In the circumstances of this case, we conclude that the judge's threatening remarks, directed only at the single witness for the defense, effectively drove that witness off the stand, and thus deprived the petitioner of due process of law under the Fourteenth Amendment. The admonition by the Texas Court of Criminal Appeals might well have given the trial judge guidance for future cases, but it did not serve to repair the infringement of the petitioner's due process rights under the Fourteenth Amendment.
Accordingly, the judgment is
* Cf. United States v. Winter, 348 F.2d 204, 210 (1965), where Judge Weinfeld, writing for the Second Circuit, stated:
"Once a witness swears to give truthful answers, there is no requirement to 'warn him not to commit perjury or, conversely, to direct him to tell the truth.' It would render the sanctity of the oath quite meaningless to require admonition to adhere to it."
MR. JUSTICE BLACKMUN, with whom MR. JUSTICE REHNQUIST joins, dissenting.
The facts before us do not, in my opinion, justify the Court's summary disposition. Petitioner Webb (who, on a prior occasion, had been convicted on still another
burglary charge) was apprehended by the owner of a lumber business. The owner, armed with his shotgun, had driven to his office at three o'clock in the morning upon the activation of a burglar alarm. When he entered the building, the owner observed a broken window and an assortment of what he regarded as burglary tools on his desk. When men emerged from an adjacent room, a gun fight ensued. Two intruders escaped, but the owner, despite his having been shot twice, succeeded in holding the petitioner at gunpoint until police arrived.

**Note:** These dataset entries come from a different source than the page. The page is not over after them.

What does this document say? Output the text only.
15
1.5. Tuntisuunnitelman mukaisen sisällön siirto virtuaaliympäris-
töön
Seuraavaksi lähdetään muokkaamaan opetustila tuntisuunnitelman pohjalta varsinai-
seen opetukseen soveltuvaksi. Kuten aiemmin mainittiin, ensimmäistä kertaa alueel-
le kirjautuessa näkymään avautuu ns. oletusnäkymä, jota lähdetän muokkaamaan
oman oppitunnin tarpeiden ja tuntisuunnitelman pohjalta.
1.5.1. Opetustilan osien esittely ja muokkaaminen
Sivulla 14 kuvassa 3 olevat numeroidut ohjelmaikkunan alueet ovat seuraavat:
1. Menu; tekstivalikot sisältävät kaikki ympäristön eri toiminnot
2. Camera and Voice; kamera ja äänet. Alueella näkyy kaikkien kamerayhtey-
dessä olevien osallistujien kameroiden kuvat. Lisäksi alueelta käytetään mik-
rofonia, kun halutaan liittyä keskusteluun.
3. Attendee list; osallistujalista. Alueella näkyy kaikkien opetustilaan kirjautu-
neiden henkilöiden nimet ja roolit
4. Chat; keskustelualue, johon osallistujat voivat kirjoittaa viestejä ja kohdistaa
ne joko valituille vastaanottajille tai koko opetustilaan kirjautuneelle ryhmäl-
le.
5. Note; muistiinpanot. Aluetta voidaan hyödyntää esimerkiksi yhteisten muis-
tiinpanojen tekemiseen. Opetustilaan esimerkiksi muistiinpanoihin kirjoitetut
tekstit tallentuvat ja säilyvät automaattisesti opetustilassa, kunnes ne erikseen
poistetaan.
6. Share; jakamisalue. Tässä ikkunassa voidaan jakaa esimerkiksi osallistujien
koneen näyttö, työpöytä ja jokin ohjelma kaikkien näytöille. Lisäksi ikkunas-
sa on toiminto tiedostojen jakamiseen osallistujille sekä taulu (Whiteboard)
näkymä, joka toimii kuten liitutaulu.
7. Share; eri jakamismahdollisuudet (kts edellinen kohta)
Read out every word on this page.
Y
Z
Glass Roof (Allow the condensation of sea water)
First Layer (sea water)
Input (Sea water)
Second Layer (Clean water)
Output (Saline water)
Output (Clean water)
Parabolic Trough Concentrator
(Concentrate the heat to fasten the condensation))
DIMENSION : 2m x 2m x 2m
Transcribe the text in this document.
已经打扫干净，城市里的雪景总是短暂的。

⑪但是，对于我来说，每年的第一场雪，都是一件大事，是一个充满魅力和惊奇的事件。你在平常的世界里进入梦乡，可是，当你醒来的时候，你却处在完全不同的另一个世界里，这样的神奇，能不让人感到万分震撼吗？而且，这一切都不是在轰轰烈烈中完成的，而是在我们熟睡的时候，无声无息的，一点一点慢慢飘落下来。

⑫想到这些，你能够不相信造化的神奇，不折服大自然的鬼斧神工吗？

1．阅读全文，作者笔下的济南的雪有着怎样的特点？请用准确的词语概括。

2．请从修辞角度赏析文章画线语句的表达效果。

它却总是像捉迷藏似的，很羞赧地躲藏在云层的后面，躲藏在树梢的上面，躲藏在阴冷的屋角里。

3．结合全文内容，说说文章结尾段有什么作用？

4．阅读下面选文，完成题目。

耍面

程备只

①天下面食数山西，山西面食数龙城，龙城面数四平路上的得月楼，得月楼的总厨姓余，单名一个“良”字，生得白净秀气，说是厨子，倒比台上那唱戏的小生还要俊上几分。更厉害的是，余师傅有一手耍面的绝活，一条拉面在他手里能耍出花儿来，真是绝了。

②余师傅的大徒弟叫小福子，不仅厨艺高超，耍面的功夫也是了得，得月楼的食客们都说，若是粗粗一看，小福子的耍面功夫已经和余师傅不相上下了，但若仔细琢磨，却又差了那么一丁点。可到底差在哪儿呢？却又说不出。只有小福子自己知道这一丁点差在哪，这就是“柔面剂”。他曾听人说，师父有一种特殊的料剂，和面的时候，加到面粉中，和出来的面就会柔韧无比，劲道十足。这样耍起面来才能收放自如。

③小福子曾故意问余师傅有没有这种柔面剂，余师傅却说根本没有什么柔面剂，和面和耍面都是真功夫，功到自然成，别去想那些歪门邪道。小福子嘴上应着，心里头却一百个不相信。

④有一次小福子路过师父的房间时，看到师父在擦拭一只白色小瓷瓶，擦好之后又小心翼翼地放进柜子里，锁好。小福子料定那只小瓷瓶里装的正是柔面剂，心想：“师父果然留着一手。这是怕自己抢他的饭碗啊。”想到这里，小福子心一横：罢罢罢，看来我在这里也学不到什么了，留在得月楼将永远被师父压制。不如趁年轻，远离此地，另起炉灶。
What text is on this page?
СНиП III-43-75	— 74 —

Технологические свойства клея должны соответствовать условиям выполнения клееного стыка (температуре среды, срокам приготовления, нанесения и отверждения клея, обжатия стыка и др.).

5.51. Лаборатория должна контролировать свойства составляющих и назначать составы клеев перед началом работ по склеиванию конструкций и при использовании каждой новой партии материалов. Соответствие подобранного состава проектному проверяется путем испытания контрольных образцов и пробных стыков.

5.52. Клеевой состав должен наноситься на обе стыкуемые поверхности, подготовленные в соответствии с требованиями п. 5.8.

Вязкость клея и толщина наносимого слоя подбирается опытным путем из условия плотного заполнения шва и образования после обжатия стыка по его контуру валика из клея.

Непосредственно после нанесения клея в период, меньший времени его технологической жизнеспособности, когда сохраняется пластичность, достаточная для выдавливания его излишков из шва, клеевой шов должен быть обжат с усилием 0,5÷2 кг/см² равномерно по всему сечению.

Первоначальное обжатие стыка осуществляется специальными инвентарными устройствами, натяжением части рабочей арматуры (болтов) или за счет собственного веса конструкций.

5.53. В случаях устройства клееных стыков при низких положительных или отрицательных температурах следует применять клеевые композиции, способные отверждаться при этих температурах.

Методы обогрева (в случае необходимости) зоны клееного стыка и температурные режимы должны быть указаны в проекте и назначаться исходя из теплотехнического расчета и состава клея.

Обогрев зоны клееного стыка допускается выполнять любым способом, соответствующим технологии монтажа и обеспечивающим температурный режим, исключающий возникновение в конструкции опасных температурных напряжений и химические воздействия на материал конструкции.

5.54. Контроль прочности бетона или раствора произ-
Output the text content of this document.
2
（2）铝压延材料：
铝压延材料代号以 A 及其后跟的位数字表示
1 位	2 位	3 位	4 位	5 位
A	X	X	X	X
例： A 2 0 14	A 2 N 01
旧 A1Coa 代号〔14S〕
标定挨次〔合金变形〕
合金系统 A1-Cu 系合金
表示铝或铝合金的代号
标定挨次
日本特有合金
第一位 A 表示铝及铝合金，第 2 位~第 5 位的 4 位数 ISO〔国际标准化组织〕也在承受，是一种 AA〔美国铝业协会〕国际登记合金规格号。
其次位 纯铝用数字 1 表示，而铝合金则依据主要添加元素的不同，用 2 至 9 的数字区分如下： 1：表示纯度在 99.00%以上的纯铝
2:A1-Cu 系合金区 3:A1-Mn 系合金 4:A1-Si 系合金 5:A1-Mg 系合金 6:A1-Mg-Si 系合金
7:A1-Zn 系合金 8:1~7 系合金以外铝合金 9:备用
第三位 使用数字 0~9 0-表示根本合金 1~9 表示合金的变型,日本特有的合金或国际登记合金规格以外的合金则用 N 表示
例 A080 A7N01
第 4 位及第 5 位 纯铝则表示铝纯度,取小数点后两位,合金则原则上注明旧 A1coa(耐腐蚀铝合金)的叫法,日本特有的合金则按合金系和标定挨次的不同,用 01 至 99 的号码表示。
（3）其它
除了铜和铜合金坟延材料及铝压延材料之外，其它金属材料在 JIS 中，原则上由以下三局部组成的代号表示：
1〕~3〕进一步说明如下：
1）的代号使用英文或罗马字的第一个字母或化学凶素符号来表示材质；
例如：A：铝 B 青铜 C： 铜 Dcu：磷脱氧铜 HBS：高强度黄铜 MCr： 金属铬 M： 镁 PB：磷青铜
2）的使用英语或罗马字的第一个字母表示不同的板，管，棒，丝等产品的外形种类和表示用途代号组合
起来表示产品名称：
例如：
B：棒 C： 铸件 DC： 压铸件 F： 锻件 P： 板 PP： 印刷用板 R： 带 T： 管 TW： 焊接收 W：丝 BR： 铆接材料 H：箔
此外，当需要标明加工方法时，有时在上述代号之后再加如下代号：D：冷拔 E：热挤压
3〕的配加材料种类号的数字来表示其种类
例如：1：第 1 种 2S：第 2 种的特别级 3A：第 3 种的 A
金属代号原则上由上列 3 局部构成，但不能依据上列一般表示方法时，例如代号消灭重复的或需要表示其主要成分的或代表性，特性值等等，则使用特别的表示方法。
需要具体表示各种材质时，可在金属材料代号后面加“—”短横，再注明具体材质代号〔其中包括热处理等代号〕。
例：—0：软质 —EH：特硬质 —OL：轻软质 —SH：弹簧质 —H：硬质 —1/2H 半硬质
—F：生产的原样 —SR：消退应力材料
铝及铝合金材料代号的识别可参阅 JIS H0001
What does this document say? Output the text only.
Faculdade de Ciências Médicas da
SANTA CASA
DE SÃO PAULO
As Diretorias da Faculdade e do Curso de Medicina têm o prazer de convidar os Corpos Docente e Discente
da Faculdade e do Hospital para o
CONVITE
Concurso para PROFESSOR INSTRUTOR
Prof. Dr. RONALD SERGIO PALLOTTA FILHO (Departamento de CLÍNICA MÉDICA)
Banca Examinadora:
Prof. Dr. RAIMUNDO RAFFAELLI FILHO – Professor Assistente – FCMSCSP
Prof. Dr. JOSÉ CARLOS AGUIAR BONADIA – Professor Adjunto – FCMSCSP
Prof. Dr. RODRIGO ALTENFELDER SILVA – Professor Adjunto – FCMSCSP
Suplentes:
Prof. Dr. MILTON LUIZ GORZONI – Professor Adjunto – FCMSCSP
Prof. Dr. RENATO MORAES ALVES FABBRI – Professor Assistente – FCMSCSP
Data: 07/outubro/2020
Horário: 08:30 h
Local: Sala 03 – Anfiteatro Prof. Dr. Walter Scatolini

Although the admonition given by the state trial judge to the sole witness proffered by the defense was obviously improper, sufficient facts have not been presented to this Court to demonstrate the depth of prejudice that requires a summary reversal. The admonition might prove far less offensive, and the conduct of the trial judge understandable, if, for example, as is indicated in petitioner's brief, p. 8, prepared by counsel and filed with the Texas Court of Criminal Appeals, the witness were known to have been called for the purpose of presenting an alibi defense. Against the backdrop of being caught on the premises and of apparently overwhelming evidence of guilt, offset only by a bare allegation of prejudice, I would deny the petition for certiorari and, as the Court so often has done, I would remit the petitioner to the relief available to him by way of a post-conviction proceeding with a full evidentiary hearing.
* Petitioner's counsel assured the Court of Criminal Appeals that the witness would not have been called "unless he had been previously interviewed and found to be helpful to the appellant's cause." Brief for Appellant on First Motion for Rehearing 7, Webb v. Texas, 480 S.W.2d 398 (Ct.Crim.App.Tex. 1972). An evidentiary hearing would allow petitioner's trial counsel to outline the testimony that was expected from the witness.
A prior trial is mentioned in the record. An evidentiary hearing might reveal events at the prior trial that justified the trial judge's unusual concern about possible perjury.